And here's the output I get:

test-attach < 1> send packet: +
test-attach history[1] tid=0x1cab < 1> send packet: +
test-attach < 19> send packet: $QStartNoAckMode#b0
test-attach < 1> read packet: +
test-attach < 6> read packet: $OK#9a
test-attach < 1> send packet: +
test-attach < 41> send packet: $qSupported:xmlRegisters=i386,arm,mips#12
test-attach < 124> read packet: $PacketSize=20000;QStartNoAckMode+;QThreadSuffixSupported+;QListThreadsInStopReply+;qEcho+;QPassSignals+;qXfer:auxv:read+#be
test-attach < 26> send packet: $QThreadSuffixSupported#e4
test-attach < 6> read packet: $OK#9a
test-attach < 27> send packet: $QListThreadsInStopReply#21
test-attach < 6> read packet: $OK#9a
test-attach < 13> send packet: $qHostInfo#9b
test-attach < 11> send packet: $qEcho:1#5b
test-attach: SBTarget::Attach failed: lost connection

Florian

Thanks.

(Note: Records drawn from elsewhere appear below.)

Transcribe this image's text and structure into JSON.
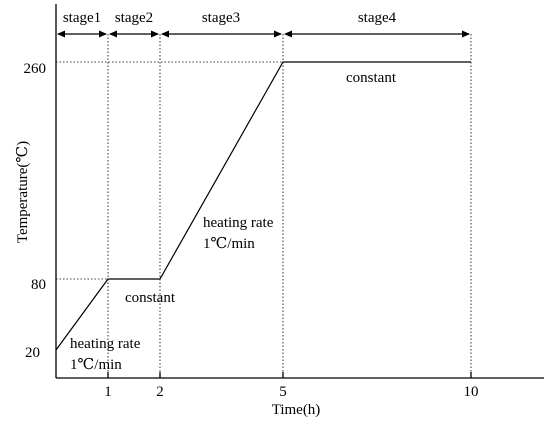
{
  "chart_data": {
    "type": "line",
    "xlabel": "Time(h)",
    "ylabel": "Temperature(℃)",
    "x_ticks": [
      {
        "value": 1,
        "label": "1"
      },
      {
        "value": 2,
        "label": "2"
      },
      {
        "value": 5,
        "label": "5"
      },
      {
        "value": 10,
        "label": "10"
      }
    ],
    "y_ticks": [
      {
        "value": 20,
        "label": "20"
      },
      {
        "value": 80,
        "label": "80"
      },
      {
        "value": 260,
        "label": "260"
      }
    ],
    "series": [
      {
        "points": [
          {
            "x": 0,
            "y": 20
          },
          {
            "x": 1,
            "y": 80
          },
          {
            "x": 2,
            "y": 80
          },
          {
            "x": 5,
            "y": 260
          },
          {
            "x": 10,
            "y": 260
          }
        ]
      }
    ],
    "stages": [
      {
        "label": "stage1",
        "from": 0,
        "to": 1
      },
      {
        "label": "stage2",
        "from": 1,
        "to": 2
      },
      {
        "label": "stage3",
        "from": 2,
        "to": 5
      },
      {
        "label": "stage4",
        "from": 5,
        "to": 10
      }
    ],
    "annotations": [
      {
        "lines": [
          "heating rate",
          "1℃/min"
        ],
        "near_stage": "stage1"
      },
      {
        "lines": [
          "constant"
        ],
        "near_stage": "stage2"
      },
      {
        "lines": [
          "heating rate",
          "1℃/min"
        ],
        "near_stage": "stage3"
      },
      {
        "lines": [
          "constant"
        ],
        "near_stage": "stage4"
      }
    ],
    "grid": false,
    "legend": "none"
  }
}
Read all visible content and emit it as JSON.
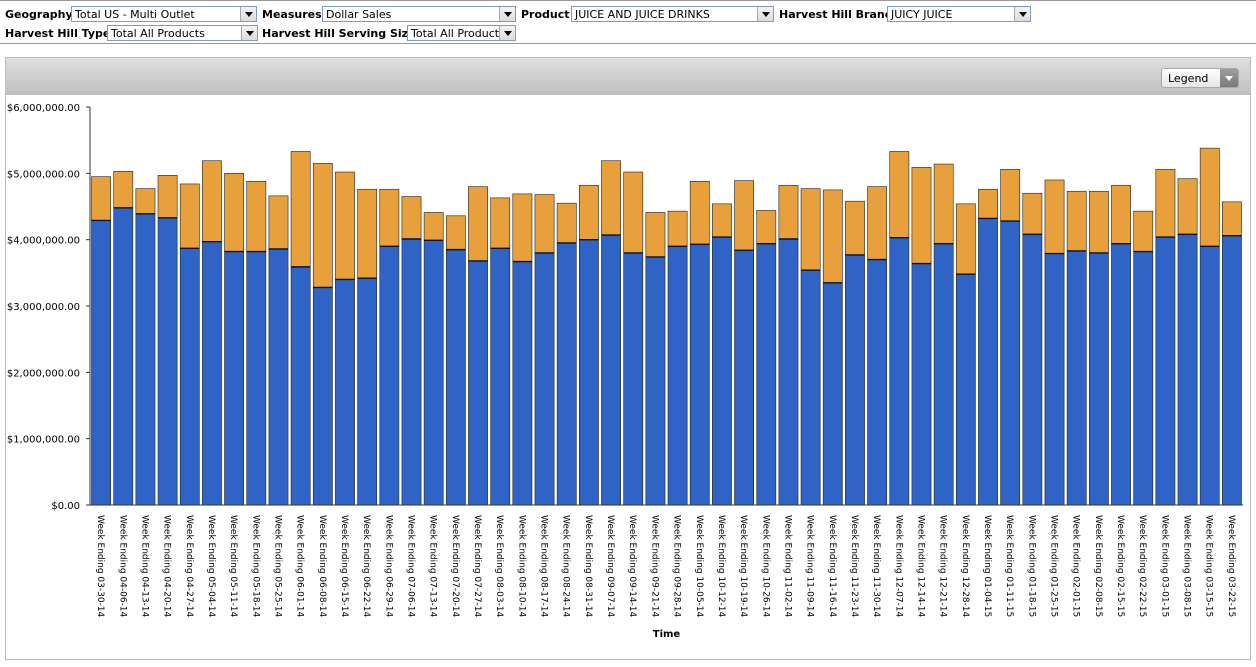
{
  "filters": {
    "geography": {
      "label": "Geography",
      "value": "Total US - Multi Outlet"
    },
    "measures": {
      "label": "Measures",
      "value": "Dollar Sales"
    },
    "product": {
      "label": "Product",
      "value": "JUICE AND JUICE DRINKS"
    },
    "brand": {
      "label": "Harvest Hill Brand",
      "value": "JUICY JUICE"
    },
    "type": {
      "label": "Harvest Hill Type",
      "value": "Total All Products"
    },
    "serving": {
      "label": "Harvest Hill Serving Size",
      "value": "Total All Products"
    }
  },
  "legend_button": {
    "label": "Legend"
  },
  "colors": {
    "series1": "#2f64c6",
    "series2": "#e8a03c",
    "axis": "#333333"
  },
  "chart_data": {
    "type": "bar",
    "stacked": true,
    "xlabel": "Time",
    "ylabel": "",
    "ylim": [
      0,
      6000000
    ],
    "yticks": [
      "$0.00",
      "$1,000,000.00",
      "$2,000,000.00",
      "$3,000,000.00",
      "$4,000,000.00",
      "$5,000,000.00",
      "$6,000,000.00"
    ],
    "legend": "hidden",
    "categories": [
      "Week Ending 03-30-14",
      "Week Ending 04-06-14",
      "Week Ending 04-13-14",
      "Week Ending 04-20-14",
      "Week Ending 04-27-14",
      "Week Ending 05-04-14",
      "Week Ending 05-11-14",
      "Week Ending 05-18-14",
      "Week Ending 05-25-14",
      "Week Ending 06-01-14",
      "Week Ending 06-08-14",
      "Week Ending 06-15-14",
      "Week Ending 06-22-14",
      "Week Ending 06-29-14",
      "Week Ending 07-06-14",
      "Week Ending 07-13-14",
      "Week Ending 07-20-14",
      "Week Ending 07-27-14",
      "Week Ending 08-03-14",
      "Week Ending 08-10-14",
      "Week Ending 08-17-14",
      "Week Ending 08-24-14",
      "Week Ending 08-31-14",
      "Week Ending 09-07-14",
      "Week Ending 09-14-14",
      "Week Ending 09-21-14",
      "Week Ending 09-28-14",
      "Week Ending 10-05-14",
      "Week Ending 10-12-14",
      "Week Ending 10-19-14",
      "Week Ending 10-26-14",
      "Week Ending 11-02-14",
      "Week Ending 11-09-14",
      "Week Ending 11-16-14",
      "Week Ending 11-23-14",
      "Week Ending 11-30-14",
      "Week Ending 12-07-14",
      "Week Ending 12-14-14",
      "Week Ending 12-21-14",
      "Week Ending 12-28-14",
      "Week Ending 01-04-15",
      "Week Ending 01-11-15",
      "Week Ending 01-18-15",
      "Week Ending 01-25-15",
      "Week Ending 02-01-15",
      "Week Ending 02-08-15",
      "Week Ending 02-15-15",
      "Week Ending 02-22-15",
      "Week Ending 03-01-15",
      "Week Ending 03-08-15",
      "Week Ending 03-15-15",
      "Week Ending 03-22-15"
    ],
    "series": [
      {
        "values": [
          4290000,
          4480000,
          4390000,
          4330000,
          3870000,
          3970000,
          3820000,
          3820000,
          3860000,
          3590000,
          3280000,
          3400000,
          3420000,
          3900000,
          4010000,
          3990000,
          3850000,
          3680000,
          3870000,
          3670000,
          3800000,
          3950000,
          4000000,
          4070000,
          3800000,
          3740000,
          3900000,
          3930000,
          4040000,
          3840000,
          3940000,
          4010000,
          3540000,
          3350000,
          3770000,
          3700000,
          4030000,
          3640000,
          3940000,
          3480000,
          4320000,
          4280000,
          4080000,
          3790000,
          3830000,
          3800000,
          3940000,
          3820000,
          4040000,
          4080000,
          3900000,
          4060000
        ]
      },
      {
        "values": [
          660000,
          550000,
          380000,
          640000,
          970000,
          1220000,
          1180000,
          1060000,
          800000,
          1740000,
          1870000,
          1620000,
          1340000,
          860000,
          640000,
          420000,
          510000,
          1120000,
          760000,
          1020000,
          880000,
          600000,
          820000,
          1120000,
          1220000,
          670000,
          530000,
          950000,
          500000,
          1050000,
          500000,
          810000,
          1230000,
          1400000,
          810000,
          1100000,
          1300000,
          1450000,
          1200000,
          1060000,
          440000,
          780000,
          620000,
          1110000,
          900000,
          930000,
          880000,
          610000,
          1020000,
          840000,
          1480000,
          510000
        ]
      }
    ]
  }
}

I think this is what I suspected. The server is extremely slow in responding to the qHostInfo packet. This timeout for this was recently increased to 10 seconds, but it looks like 7.0 still has the default (1 second) timeout.

If you don't want to recompile or update, you should be able to work around this by increasing the default timeout with the following command "settings set plugin.process.gdb-remote.packet-timeout 10".

regards,
pavel

* Pavel Labath:

Thanks. I think this is what I suspected. The server is extremely slow
in responding to the qHostInfo packet. This timeout for this was
recently increased to 10 seconds, but it looks like 7.0 still has the
default (1 second) timeout.

If you don't want to recompile or update, you should be able to work
around this by increasing the default timeout with the following
command "settings set plugin.process.gdb-remote.packet-timeout 10".

I see, that helps.

There's a host name in the qHostInfo response? Where's the code that
determines the host name? On the other end? I wonder if it performs a
DNS lookup. That could explain the delay.

Thanks,
Florian

Yes, there's a dns lookup being done on the other end. TBH, I'm not really sure what's it being used for. Maybe we should try deleting the hostname field from the qHostInfo response (or just put an IP address there).

* Pavel Labath:

Yes, there's a dns lookup being done on the other end. TBH, I'm not
really sure what's it being used for. Maybe we should try deleting the
hostname field from the qHostInfo response (or just put an IP address
there).

Or use the system host name without resorting to DNS (using uname or
gethostname on GNU/Linux). The DNS lookup is really surprising.

Thanks,
Florian